Die Analyse zur Bereitschaft des Transfers der Erkenntnisse nach Abschluss der Qualifizierung zeigt eine starke Motivation Erlerntes in der pädagogischen Praxis anzuwenden (vgl. Abb. 5). Dies basiert zum einen auf der positiven allgemeinen Motivationsentwicklung im Rahmen der Mentorenschulung. Zum anderen gibt es vielfältige Einflussfaktoren, die auf die Transfermotivation wirken. Durch die methodische Gestaltung der Module, die immer wieder Raum für Gruppenarbeitsphasen und die praktische Erprobung neuer Ausbildungskonzepte boten, konnten die Mentoren Sicherheit in der Anwendung des Gelernten erreichen. Ebenso wurde die Praxisnähe der Seminargestaltung von den Teilnehmern positiv bewertet, was einen unmittelbaren Einfluss auf die Anwendbarkeit der erlernten Inhalte hat. Die Befunde der Evaluation bekräftigen aber auch die Annahme, dass Freiwilligkeit und Eigeninitiative einen Einfluss auf die Transfermotivation haben. So kann ein deutlicher Unterschied in der Motivation zwischen eigeninitiativen und fremdinitiativen Mentoren festgestellt werden.

Der eigentliche Transfer ist allerdings nicht allein abhängig von der Gestaltung der Qualifizierung, den erzielten Lernerfolgen oder der Motivation der Teilnehmer, sondern auch von den Rahmenbedingungen am Arbeitsplatz. Wenn dort keine Möglichkeiten zum Einsatz neuer Ansätze und Konzepte bestehen oder Widerstände herrschen, kann der Transfer scheitern. Relevante Transferhemmnisse, die von den Teilnehmern identifiziert wurden, sind bspw. zeitliche Restriktionen und die Ausstattung mit ausreichenden Ressourcen, die den Einsatz neuer Methoden und Konzepte behindern. Aus der Perspektive des Projektes ist erfreulich, dass lediglich 11,1 % der Befragten „fehlende Erfahrung und Sicherheit im Umgang mit den Methoden und Konzepte“ als Transferhemmnis nannten. Demnach fühlt sich der Großteil der Teilnehmer im Umkehrschluss zumindest ausreichend durch die Qualifizierung vorbereitet.

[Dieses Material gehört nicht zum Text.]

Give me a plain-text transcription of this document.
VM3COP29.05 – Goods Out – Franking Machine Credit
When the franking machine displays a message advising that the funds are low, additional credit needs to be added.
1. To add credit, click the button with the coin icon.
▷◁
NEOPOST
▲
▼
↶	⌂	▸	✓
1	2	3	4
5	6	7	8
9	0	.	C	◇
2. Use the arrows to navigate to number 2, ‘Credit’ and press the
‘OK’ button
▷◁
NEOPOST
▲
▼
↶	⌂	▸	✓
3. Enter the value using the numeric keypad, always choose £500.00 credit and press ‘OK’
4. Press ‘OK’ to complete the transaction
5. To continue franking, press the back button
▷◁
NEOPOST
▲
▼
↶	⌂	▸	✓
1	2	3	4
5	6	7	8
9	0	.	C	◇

Bereits in Gruppendiskussionen in der Mitte der Qualifizierungsphase und den abschließenden Auswertungsveranstaltungen berichteten die Teilnehmer von Transfererfolgen in der täglichen Ausbildungspraxis. Als mögliche unterstützende Faktoren zur Stabilisierung dieser Transferaktivitäten benannten die Teilnehmer eine weitere Intensivierung des Erlernten sowie die Verstetigung und Institutionalisierung des intensivierten Austausches mit Kollegen innerhalb und außerhalb der eigenen Bildungsinstitution.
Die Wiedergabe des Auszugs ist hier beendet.